The differential diagnosis for reticular eruptions includes livedo reticularis and drug hypersensitivity. Triggered by decreased vascular flow or vessel-wall pathology, causes of livedo reticularis include connective tissue diseases, hypercoagulable states (eg, antiphospholipid syndrome), and vasculitides (eg, polyarteritis nodosa, cryoglobulinemia). These diagnoses can be differentiated from AITL via clinical symptoms, skin biopsy specimen, and investigative laboratory tests (eg, coagulation studies, lupus anticoagulant, antiphospholipid antibodies, cryoglobulins, antinuclear antibodies). Rarely, drugs can also cause a reticular eruption. Amantadine is a particular drug characterized in this context, but affected patients report recent introduction of amantadine and no other systemic side effects. Our patient did not report a history or symptoms to suggest any of these other diagnoses.

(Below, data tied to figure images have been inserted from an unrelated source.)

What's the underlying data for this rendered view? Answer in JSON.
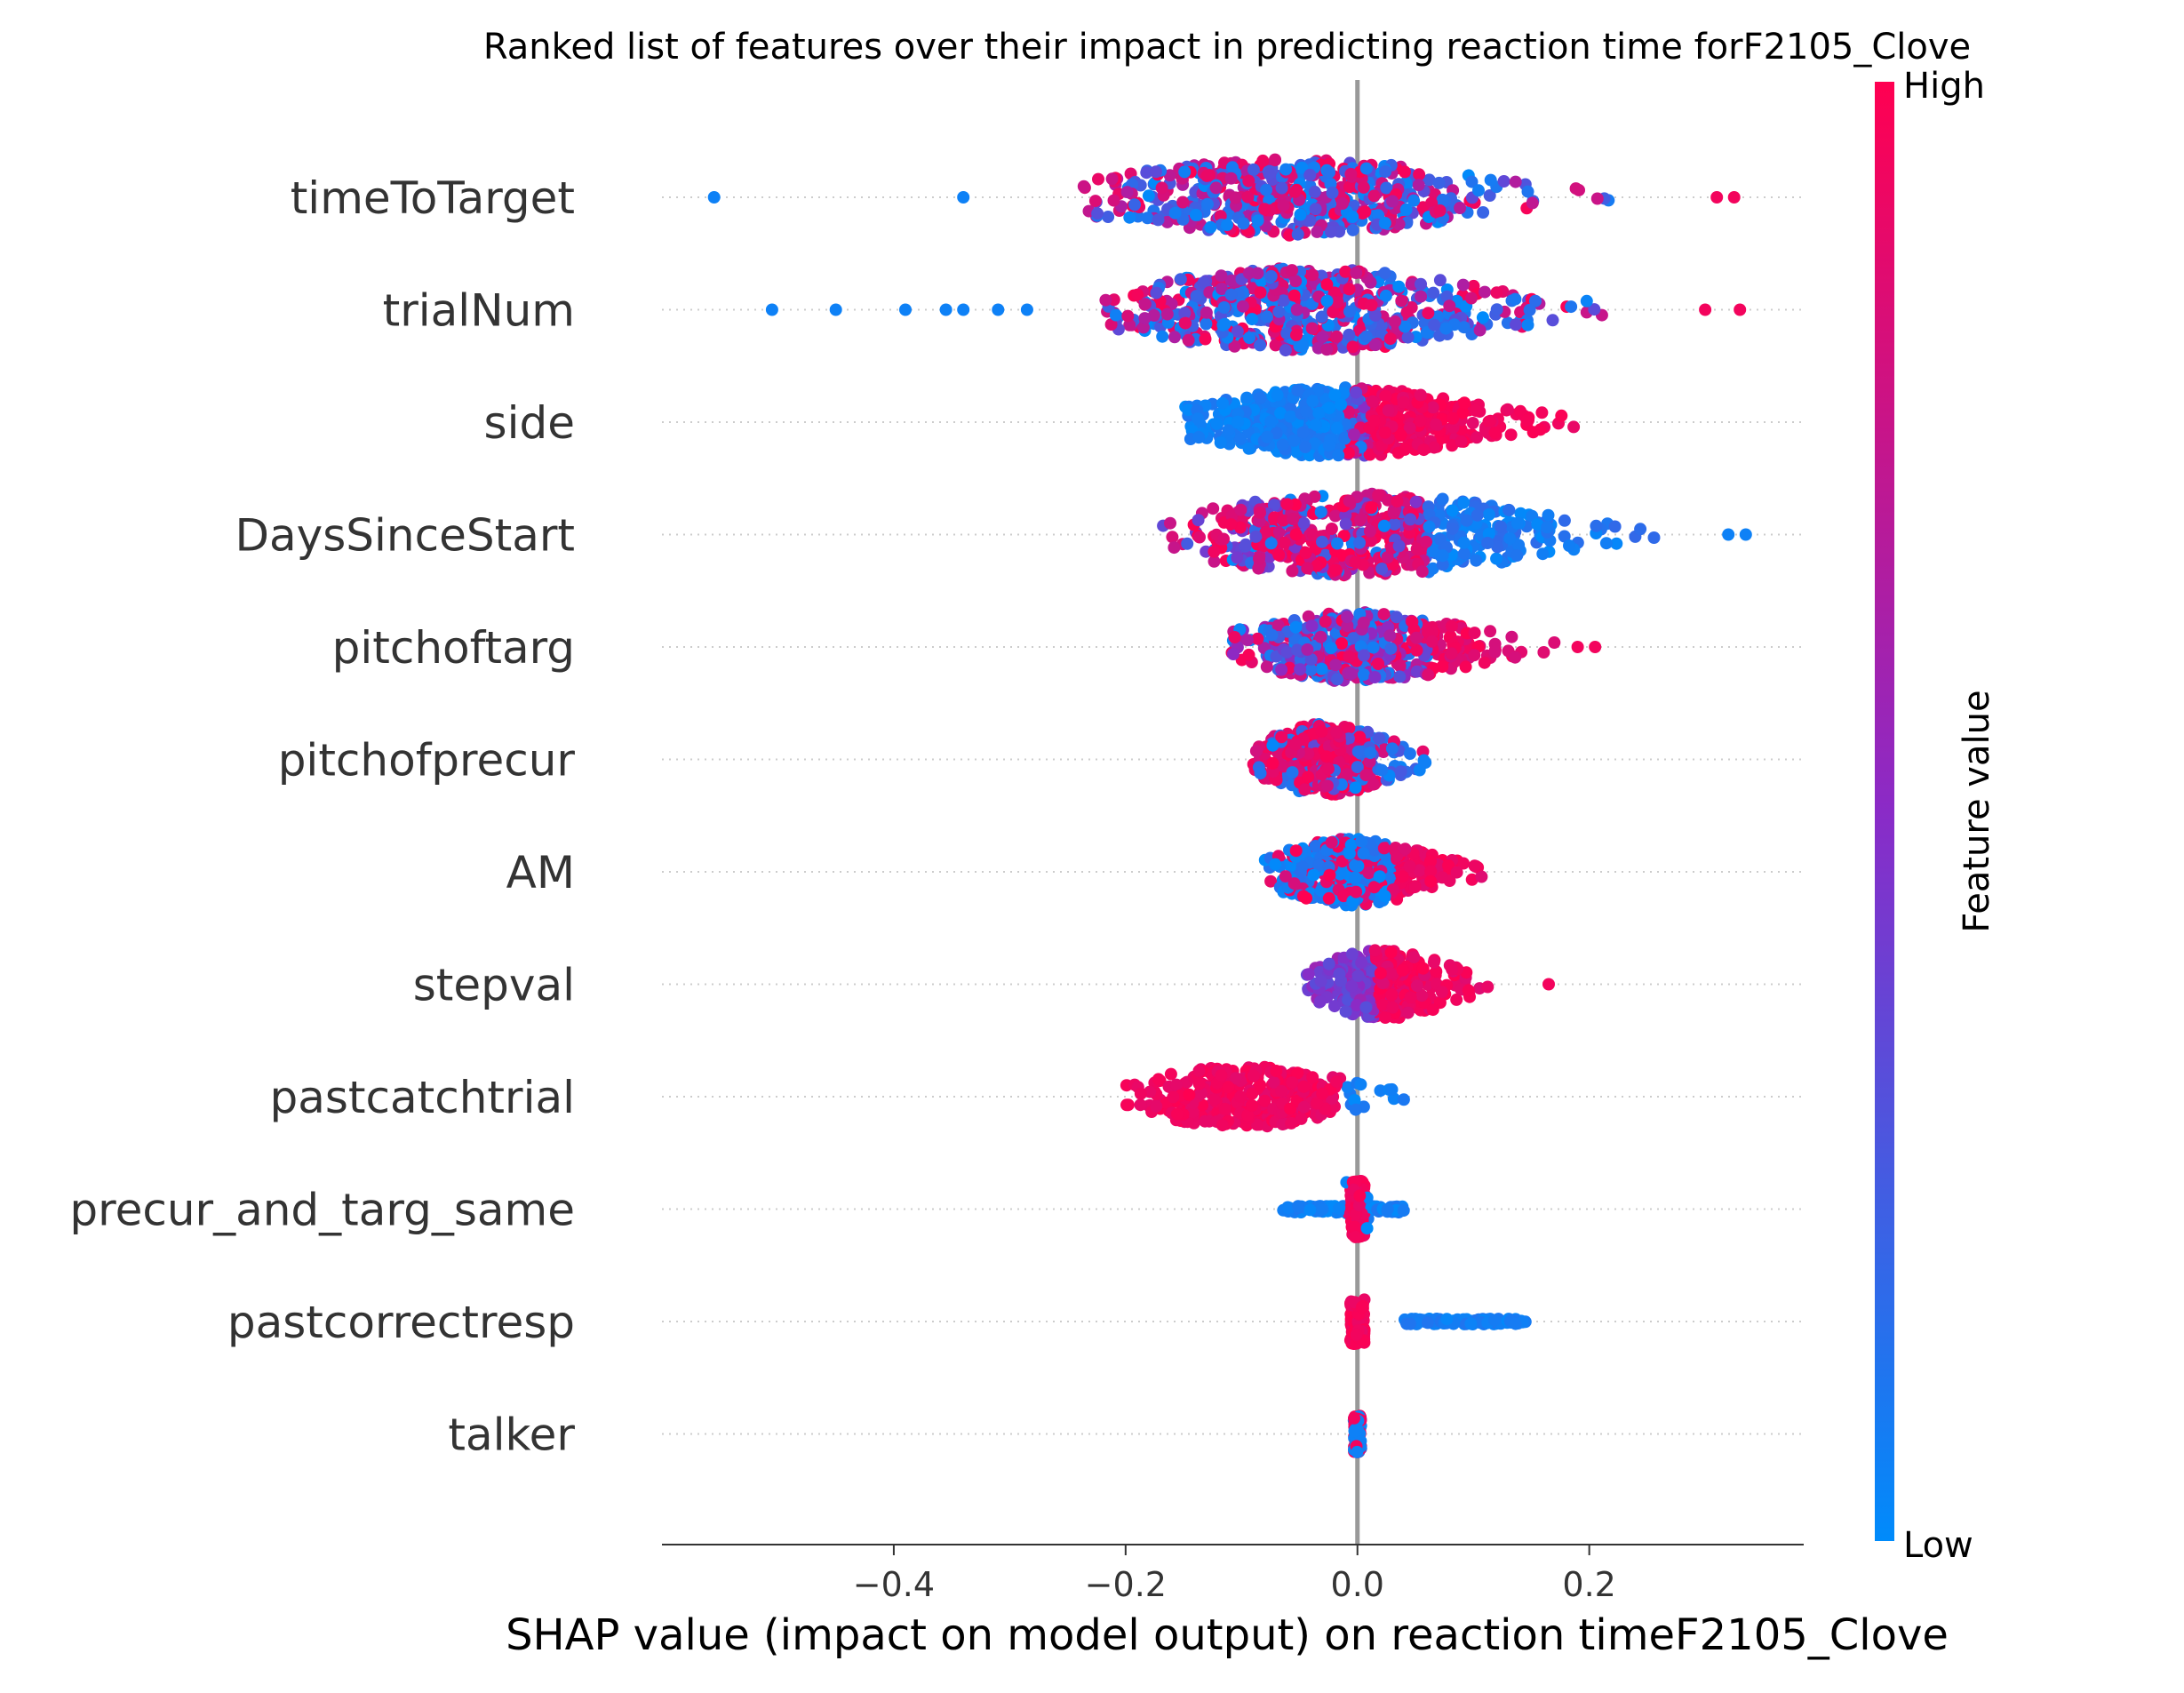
{
  "chart_data": {
    "type": "scatter",
    "subtype": "shap-beeswarm",
    "title": "Ranked list of features over their impact in predicting reaction time forF2105_Clove",
    "xlabel": "SHAP value (impact on model output) on reaction timeF2105_Clove",
    "ylabel": "",
    "xlim": [
      -0.6,
      0.385
    ],
    "xticks": [
      {
        "value": -0.4,
        "label": "−0.4"
      },
      {
        "value": -0.2,
        "label": "−0.2"
      },
      {
        "value": 0.0,
        "label": "0.0"
      },
      {
        "value": 0.2,
        "label": "0.2"
      }
    ],
    "zero_line": 0.0,
    "colorbar": {
      "label": "Feature value",
      "high_label": "High",
      "low_label": "Low",
      "high_color": "#ff0051",
      "mid_color": "#8a2bc7",
      "low_color": "#008bfb"
    },
    "features": [
      {
        "name": "timeToTarget",
        "min": -0.555,
        "max": 0.325,
        "core": [
          -0.24,
          0.22
        ],
        "hw": 0.68,
        "pattern": "mixed",
        "n": 560,
        "outliers": [
          -0.555,
          -0.34,
          0.31,
          0.325
        ]
      },
      {
        "name": "trialNum",
        "min": -0.505,
        "max": 0.33,
        "core": [
          -0.22,
          0.22
        ],
        "hw": 0.75,
        "pattern": "mixed",
        "n": 620,
        "outliers": [
          -0.505,
          -0.45,
          -0.39,
          -0.355,
          -0.34,
          -0.31,
          -0.285,
          0.3,
          0.33
        ]
      },
      {
        "name": "side",
        "min": -0.17,
        "max": 0.21,
        "core": [
          -0.15,
          0.19
        ],
        "hw": 0.62,
        "pattern": "lowLeft",
        "n": 700,
        "outliers": []
      },
      {
        "name": "DaysSinceStart",
        "min": -0.19,
        "max": 0.335,
        "core": [
          -0.17,
          0.26
        ],
        "hw": 0.74,
        "pattern": "highLeft",
        "n": 600,
        "outliers": [
          0.32,
          0.335
        ]
      },
      {
        "name": "pitchoftarg",
        "min": -0.115,
        "max": 0.205,
        "core": [
          -0.11,
          0.17
        ],
        "hw": 0.62,
        "pattern": "mixedHighRight",
        "n": 460,
        "outliers": [
          0.19,
          0.205
        ]
      },
      {
        "name": "pitchofprecur",
        "min": -0.095,
        "max": 0.075,
        "core": [
          -0.09,
          0.07
        ],
        "hw": 0.64,
        "pattern": "highLeftMix",
        "n": 380,
        "outliers": []
      },
      {
        "name": "AM",
        "min": -0.085,
        "max": 0.11,
        "core": [
          -0.08,
          0.11
        ],
        "hw": 0.6,
        "pattern": "lowCenterHighRight",
        "n": 380,
        "outliers": []
      },
      {
        "name": "stepval",
        "min": -0.045,
        "max": 0.165,
        "core": [
          -0.045,
          0.125
        ],
        "hw": 0.62,
        "pattern": "purpleCenterHighRight",
        "n": 330,
        "outliers": [
          0.165
        ]
      },
      {
        "name": "pastcatchtrial",
        "min": -0.2,
        "max": 0.06,
        "core": [
          -0.2,
          0.06
        ],
        "hw": 0.55,
        "pattern": "highLeftLowRight",
        "n": 330,
        "outliers": []
      },
      {
        "name": "precur_and_targ_same",
        "min": -0.065,
        "max": 0.04,
        "core": [
          -0.065,
          0.04
        ],
        "hw": 0.5,
        "pattern": "lowSpreadHighZero",
        "n": 260,
        "outliers": []
      },
      {
        "name": "pastcorrectresp",
        "min": -0.005,
        "max": 0.145,
        "core": [
          -0.005,
          0.145
        ],
        "hw": 0.4,
        "pattern": "highZeroLowRight",
        "n": 240,
        "outliers": []
      },
      {
        "name": "talker",
        "min": -0.003,
        "max": 0.003,
        "core": [
          -0.003,
          0.003
        ],
        "hw": 0.34,
        "pattern": "talker",
        "n": 90,
        "outliers": []
      }
    ]
  }
}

Unfortunately, therapeutic options for AITL have been disappointing without improved survival rates during the last 20 years. In fact, survival probability is still less than 50% at 2 years after diagnosis. Anthracycline-based therapy, including cyclophosphamide, doxorubicin, vincristine, and prednisone, is considered first-line, but early relapse and infectious complications are common. Newer treatments have been implemented but with mixed success. These therapies include (1) rituximab, an anti-CD20 therapy that targets B cells; (2) antiangiogenic agents, such as cyclosporine, interferon, bevacizumab, and thalidomide; (3) romidepsin, which leads to growth arrest and apoptosis; and (4) alemtuzumab, which targets CD52 on B and T cells.2, 10

Rapid diagnosis and treatment of AITL is imperative. Because cutaneous presentations of AITL are variable, we suggest that clinicians consider AITL if a patient presents with a generalized, pruritic rash in the context of lymphadenopathy, fever, pleural effusions, and recent infections. Albeit rare, a reticular rash is a plausible cutaneous presentation of AITL. If concerned for AITL, clinicians should obtain a skin biopsy specimen and request immunohistological staining.